Sucedió en un nuevo día de verano, cuando el viento transportaba una brisa cálida y semillas de diente de león. Estaba sentado en una banca negra desgastada por el tiempo, con cautivadora flora de hierro forjado adornando los costados. Fue en esa misma banca de la plaza en la que un hombre anciano y encorvado tomó asiento a su lado.

Ajustándose sus gafas alineadas débilmente que descansaban sobre el puente de su nariz torcida, el anciano dejó escapar una risita leve y dijo:

—Es una forma de arte, en realidad.

Jacobo alzó su cabeza ligeramente hacia la izquierda, y por más peculiar que había sido la afirmación del sujeto, inquirió:

—¿El qué?

—Mi trabajo.
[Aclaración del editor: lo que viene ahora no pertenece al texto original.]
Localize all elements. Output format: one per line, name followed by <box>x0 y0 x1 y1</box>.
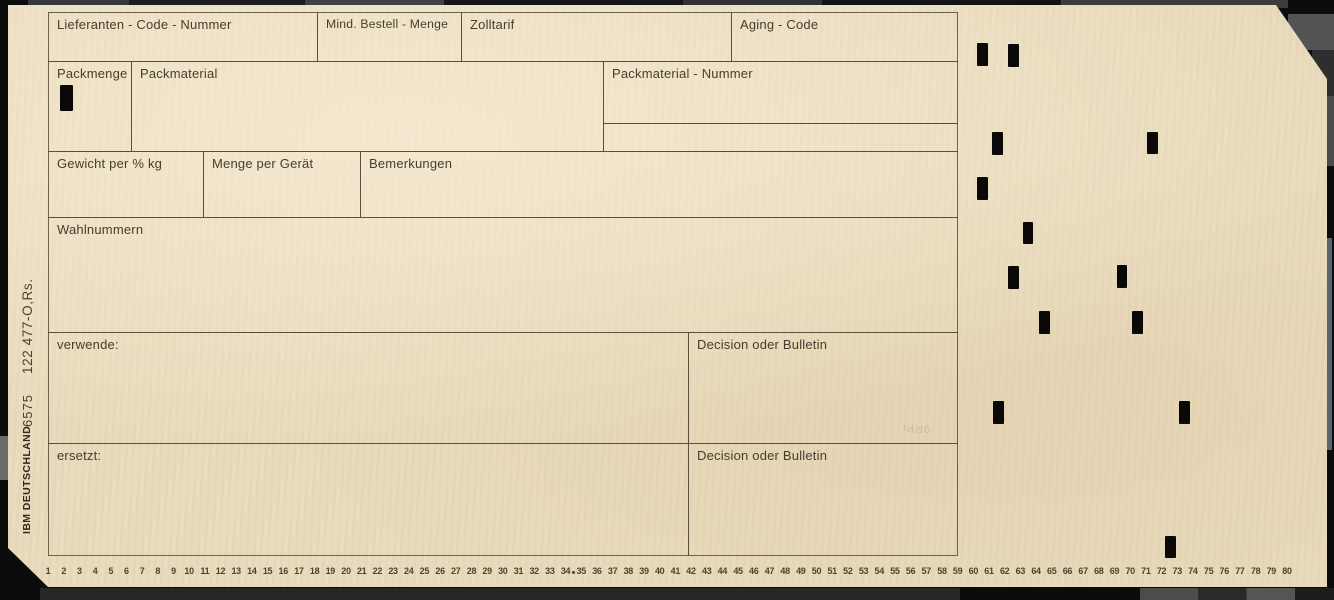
column-number: 58 <box>934 566 950 576</box>
column-number: 49 <box>793 566 809 576</box>
field-zolltarif: Zolltarif <box>461 12 732 62</box>
column-number: 13 <box>228 566 244 576</box>
column-number: 31 <box>511 566 527 576</box>
column-number: 75 <box>1201 566 1217 576</box>
punch-hole <box>1008 44 1019 67</box>
field-label: Bemerkungen <box>361 152 957 171</box>
field-lieferanten-code-nummer: Lieferanten - Code - Nummer <box>48 12 318 62</box>
field-label: Decision oder Bulletin <box>689 444 957 463</box>
column-number: 35 <box>573 566 589 576</box>
column-number: 74 <box>1185 566 1201 576</box>
field-packmaterial-nummer-strip <box>603 123 958 152</box>
column-number: 21 <box>354 566 370 576</box>
field-label: Packmenge <box>49 62 131 81</box>
column-number: 55 <box>887 566 903 576</box>
column-number: 71 <box>1138 566 1154 576</box>
column-number: 47 <box>761 566 777 576</box>
field-ersetzt: ersetzt: <box>48 443 689 556</box>
ink-bleed-mark: 0RPr <box>901 421 930 434</box>
column-number: 29 <box>479 566 495 576</box>
column-number: 24 <box>401 566 417 576</box>
column-number: 37 <box>605 566 621 576</box>
column-number: 41 <box>667 566 683 576</box>
field-verwende: verwende: <box>48 332 689 444</box>
edge-print-stock-number: 6575 <box>20 394 35 427</box>
column-number: 54 <box>871 566 887 576</box>
field-wahlnummern: Wahlnummern <box>48 217 958 333</box>
punch-hole <box>60 85 73 111</box>
column-number: 52 <box>840 566 856 576</box>
field-label: Packmaterial <box>132 62 603 81</box>
column-number: 4 <box>87 566 103 576</box>
column-number: 14 <box>244 566 260 576</box>
column-number: 28 <box>463 566 479 576</box>
punch-hole <box>1117 265 1127 288</box>
column-number: 70 <box>1122 566 1138 576</box>
column-number: 68 <box>1091 566 1107 576</box>
field-mind-bestell-menge: Mind. Bestell - Menge <box>317 12 462 62</box>
column-number: 22 <box>369 566 385 576</box>
field-label: Gewicht per % kg <box>49 152 203 171</box>
column-number: 3 <box>71 566 87 576</box>
punch-hole <box>977 43 988 66</box>
field-label: verwende: <box>49 333 688 352</box>
field-label: Lieferanten - Code - Nummer <box>49 13 317 32</box>
column-number: 53 <box>856 566 872 576</box>
column-number: 73 <box>1169 566 1185 576</box>
column-number: 17 <box>291 566 307 576</box>
column-number: 42 <box>683 566 699 576</box>
column-number: 60 <box>965 566 981 576</box>
field-aging-code: Aging - Code <box>731 12 958 62</box>
column-number: 30 <box>495 566 511 576</box>
field-label: Packmaterial - Nummer <box>604 62 957 81</box>
column-number: 10 <box>181 566 197 576</box>
column-number: 40 <box>652 566 668 576</box>
field-label: Aging - Code <box>732 13 957 32</box>
column-number: 8 <box>150 566 166 576</box>
punch-hole <box>977 177 988 200</box>
column-number: 79 <box>1263 566 1279 576</box>
photo-background: Lieferanten - Code - Nummer Mind. Bestel… <box>0 0 1334 600</box>
column-number: 64 <box>1028 566 1044 576</box>
field-label: ersetzt: <box>49 444 688 463</box>
column-number: 39 <box>636 566 652 576</box>
column-number: 25 <box>416 566 432 576</box>
punch-hole <box>1179 401 1190 424</box>
column-number: 19 <box>322 566 338 576</box>
column-number: 16 <box>275 566 291 576</box>
column-number: 38 <box>620 566 636 576</box>
column-number: 23 <box>385 566 401 576</box>
column-number: 6 <box>118 566 134 576</box>
field-label: Mind. Bestell - Menge <box>318 13 461 31</box>
field-label: Wahlnummern <box>49 218 957 237</box>
column-number: 51 <box>824 566 840 576</box>
punch-hole <box>1023 222 1033 244</box>
column-number: 27 <box>448 566 464 576</box>
column-number: 50 <box>808 566 824 576</box>
punch-hole <box>1008 266 1019 289</box>
punch-hole <box>992 132 1003 155</box>
field-decision-oder-bulletin-2: Decision oder Bulletin <box>688 443 958 556</box>
punch-hole <box>1147 132 1158 154</box>
column-number: 5 <box>103 566 119 576</box>
column-number: 67 <box>1075 566 1091 576</box>
column-number: 69 <box>1106 566 1122 576</box>
punch-hole <box>1132 311 1143 334</box>
field-gewicht-per-kg: Gewicht per % kg <box>48 151 204 218</box>
column-number: 43 <box>699 566 715 576</box>
column-number: 33 <box>542 566 558 576</box>
field-bemerkungen: Bemerkungen <box>360 151 958 218</box>
column-number: 15 <box>260 566 276 576</box>
column-number: 66 <box>1059 566 1075 576</box>
edge-print-form-number: 122 477-O,Rs. <box>20 278 35 374</box>
column-number: 80 <box>1279 566 1295 576</box>
field-label: Zolltarif <box>462 13 731 32</box>
column-number: 1 <box>40 566 56 576</box>
field-label: Decision oder Bulletin <box>689 333 957 352</box>
column-number: 56 <box>903 566 919 576</box>
field-packmaterial-nummer: Packmaterial - Nummer <box>603 61 958 124</box>
background-artifact <box>1140 588 1334 600</box>
field-packmaterial: Packmaterial <box>131 61 604 152</box>
punch-hole <box>993 401 1004 424</box>
punch-hole <box>1039 311 1050 334</box>
column-number: 61 <box>981 566 997 576</box>
column-number: 78 <box>1248 566 1264 576</box>
column-number: 72 <box>1154 566 1170 576</box>
edge-print-manufacturer: IBM DEUTSCHLAND <box>21 426 33 534</box>
column-number: 18 <box>307 566 323 576</box>
column-number: 20 <box>338 566 354 576</box>
column-number: 2 <box>56 566 72 576</box>
background-artifact <box>40 588 960 600</box>
column-number: 57 <box>918 566 934 576</box>
field-label: Menge per Gerät <box>204 152 360 171</box>
column-number: 11 <box>197 566 213 576</box>
column-number: 65 <box>1044 566 1060 576</box>
column-number: 12 <box>213 566 229 576</box>
column-number: 36 <box>589 566 605 576</box>
column-number: 26 <box>432 566 448 576</box>
column-number: 59 <box>950 566 966 576</box>
punch-hole <box>1165 536 1176 558</box>
field-menge-per-geraet: Menge per Gerät <box>203 151 361 218</box>
column-number: 48 <box>777 566 793 576</box>
column-number: 32 <box>526 566 542 576</box>
column-number: 62 <box>997 566 1013 576</box>
column-number: 77 <box>1232 566 1248 576</box>
column-number: 76 <box>1216 566 1232 576</box>
column-number: 44 <box>714 566 730 576</box>
column-number: 63 <box>1012 566 1028 576</box>
column-number: 34 <box>558 566 574 576</box>
column-number: 45 <box>730 566 746 576</box>
background-artifact <box>0 436 8 480</box>
column-number: 46 <box>746 566 762 576</box>
column-number: 9 <box>165 566 181 576</box>
column-number: 7 <box>134 566 150 576</box>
Soy un comerciante en el negocio de la muerte. Pero no hay muchos que parezcan apreciarlo.

Menos de un mes ahí y ya estaba conociendo a alguien que tenía pinta de embalsamador. Con la curiosidad asomándose y nada más que hacer ese día, le permitió continuar al anciano.

—Nunca se lo esperan cuando aparezco y las despojo de la vida que han nutrido por tanto tiempo. Al principio, era un verdadero novato; no hacía más que torcer sus cabezas con mis manos desnudas. Pero conforme pasó el tiempo, recolecté un equipo de herramientas impresionante.

Los ojos de Jacobo se ensancharon cuando el anciano dirigió una sonrisa vacía pero sombría hacia la parcela de terreno que rodeaba el ayuntamiento de la ciudad.

Inclinándose hacia el joven incomodado, como si le estuviera contando un secreto, siguió:

—Te confesaré algo, y te prometo que no estoy presumiendo, pero soy el mejor del pueblo. Incluso tengo algunos de los espécimenes más preciosos; pregúntale a quien quieras. Si convences a don Roberto, el dueño de la funeraria de por acá, de que te deje entrar a su casa para una taza de té y una charla amena, podría ser que el idiota cabeza dura te muestre su colección. ¡A veces he tenido el honor de ponerlas en sus mismísimos ataúdes!

Hubo un silencio intranquilo cuando se detuvo para recuperar su aliento, y Jacobo consideró salir corriendo hacia la estación de policía. Pero el anciano interrumpió su propia pausa al señalar con un dedo encorvado hacia un campo vacío no muy lejano. Vacío, excepto por el centro educativo que estaba despachando niños de todas las formas y tamaños, anunciados por una campana de cobre que estaba repiqueteando desde una torre cercana.

—¿Alcanzas a mirar? Por Dios, ¿no son unas verdaderas hermosuras? Si pudiera, me llevaría una a casa en este preciso momento, de no ser por ese maldito director austero. Pero entonces mi señora tampoco estaría muy encantada… Al menos no sin haber pedido su consentimiento. Ah, pero si solo pudiera, les daría un nuevo hogar y el amor y los cuidados que se merecen.

Dejó escapar un suspiro pesado y jugueteó con algunos botones en sus bolsillos, murmurando:

—Pero me temo que me estoy volviendo demasiado viejo para esto. No me sorprendería si me quiebro la espalda la próxima vez que salga, con todo lo que hay que cortar y enterrar…

Sin embargo, por más atemorizado que estaba, Jacobo necesitaba algún tipo de sosiego antes de reportar los crímenes absurdos de quien tan solo parecía ser un hombre viejo y débil. Así que, tras una risa nerviosa, hizo una pregunta de la que esperaba arrepentirse totalmente:

—¿Cuál es su trabajo exactamente, señor?

—Pues solo soy un florista humilde, desde luego.